Ainsi donc, les médias sont finalement arrivés à leur destination :  le
monde des bandes-dessinées. Une vision ouatée de la réalité, où de charmants
bambins blonds et leurs mamans attentionnées seraient soudainement agressés
par des hordes surgies des entrailles de la terre. Très "Seigneur des
Anneaux", vous ne trouvez pas ? Mais faut-il réellement s'en étonner ? Pas
vraiment, car l'exemple vient de haut.

Prenons l'exemple d'une campagne électorale dans la plus grande démocratie
de la planète, le pays le plus occidental de l'Occident, à savoir les
Etats-Unis d'Amérique. J'ai oublié des guillemets au passage mais je vous
laisse le soin de les placer là où bon vous semble.

Le candidat - quel qu'il soit - se présentera "favorablement" en compagnie
de sa femme (qu'il aime), de ses enfants (qu'il adore), de son chien (avec
qui il entretient une relation de  confiance). Il se montrera en train
d'assister à un match de base-ball, en train de pêcher (à la ligne), de
chasser, de serrer des mains, de faire des bisous, de distribuer des
cadeaux. Il fera griller des saucisses, prononcera quelques bons mots, fera
preuve de charme. Bref, il se présentera dans toute son "humanité" jusqu'à
nous faire péter les glandes lacrymales. Les électeurs ne sont pas appelés à
élire un "homme politique", mais une "image sociale". Un pur cas de
consumérisme où l'emballage et l'image prime sur l'utilité et la nature
réelle de l'objet.  Et aussi un pur cas de propagande qui pourrait se
résumer ainsi : "s'il aime sa femme, ses enfants, son chien et les
saucisses, il ne peut pas être mauvais".  Là, la machine de propagande est
en position offensive.
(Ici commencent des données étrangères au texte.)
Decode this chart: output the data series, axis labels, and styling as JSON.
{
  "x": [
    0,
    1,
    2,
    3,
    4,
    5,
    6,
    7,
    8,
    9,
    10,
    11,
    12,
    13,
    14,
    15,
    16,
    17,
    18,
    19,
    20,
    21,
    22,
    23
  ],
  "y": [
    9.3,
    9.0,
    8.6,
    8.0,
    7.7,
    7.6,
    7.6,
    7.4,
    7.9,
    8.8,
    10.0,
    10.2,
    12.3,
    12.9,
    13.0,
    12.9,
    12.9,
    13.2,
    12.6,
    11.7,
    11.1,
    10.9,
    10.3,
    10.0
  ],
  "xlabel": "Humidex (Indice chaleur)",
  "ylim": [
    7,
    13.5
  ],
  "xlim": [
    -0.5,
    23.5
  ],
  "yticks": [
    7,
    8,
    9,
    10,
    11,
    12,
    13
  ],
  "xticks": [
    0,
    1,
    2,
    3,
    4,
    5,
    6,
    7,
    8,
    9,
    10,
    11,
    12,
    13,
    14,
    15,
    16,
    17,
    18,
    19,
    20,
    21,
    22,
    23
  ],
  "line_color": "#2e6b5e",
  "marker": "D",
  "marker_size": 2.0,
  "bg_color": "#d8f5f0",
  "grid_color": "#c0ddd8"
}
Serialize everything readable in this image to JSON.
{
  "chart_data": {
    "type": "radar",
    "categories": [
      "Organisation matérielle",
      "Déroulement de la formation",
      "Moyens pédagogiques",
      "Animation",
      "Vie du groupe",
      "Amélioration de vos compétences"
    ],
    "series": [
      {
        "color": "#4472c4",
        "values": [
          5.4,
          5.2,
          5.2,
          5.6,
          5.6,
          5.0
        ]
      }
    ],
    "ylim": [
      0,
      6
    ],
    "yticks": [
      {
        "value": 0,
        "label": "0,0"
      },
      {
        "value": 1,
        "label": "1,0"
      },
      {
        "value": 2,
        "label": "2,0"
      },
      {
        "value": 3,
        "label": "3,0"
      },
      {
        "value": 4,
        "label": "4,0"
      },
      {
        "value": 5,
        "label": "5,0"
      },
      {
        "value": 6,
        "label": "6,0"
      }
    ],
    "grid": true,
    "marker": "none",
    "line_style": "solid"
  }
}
Pathétique pour l'humanité, certes, mais c'est comme
ça.

Dans le cas de Hitler, le même mécanisme est à l'oeuvre, mais cette fois-ci
en sens inverse. Car le mécanisme décrit ci-dessus est tellement intégré
dans le monde médiaco-commercial, qu'ils réagissent instinctivement - à
"leur" instinct -  et se mettent en position "défensive", qu'on pourrait
résumer ainsi : "Hitler était mauvais. Il est donc impossible qu'il ait aimé
sa femme, ses enfants, son chien et les saucisses. Affirmer le contraire
serait dresser un portrait complaisant". Hitler décrit comme un homme ?
Brrr... quelle révélation. Et surtout, quelle hérésie pour les médias
commerciaux qui s'échinent à nous présenter le côté doré et civilisé de
quelques diplômés de Yale qui mettent la planète à feu et à sang mais
restent néanmoins dans le camp du "bien", parce que... ben, parce qu'ils
aiment leur femme, leurs enfants, etc.

Le plus bel exemple concret de ce schéma intellectuel, qui confond le fond
et la forme, qui nie les réalités pour s'accrocher aux mythes, c'est celui
du pro-américanisme bêlant. Celui qui s'esbaudie de la présence d'une statue
de la liberté à Manhattan, sans remarquer les B52 qui la survolent tous les
jours. Celui qui verse une larme émue d'y voir deux partis politiques
débattre "démocratiquement" sur l'utilisation d'armes nucléaires tactiques
en Irak. Celui qui tremble à l'idée que Hitler ait pu nourrir ses canaris.
Celui qui juge un dirigeant occidental sur l'amour qu'il porte à son chien
plutôt que sur le sort cruel qu'il réserve à ses semblables.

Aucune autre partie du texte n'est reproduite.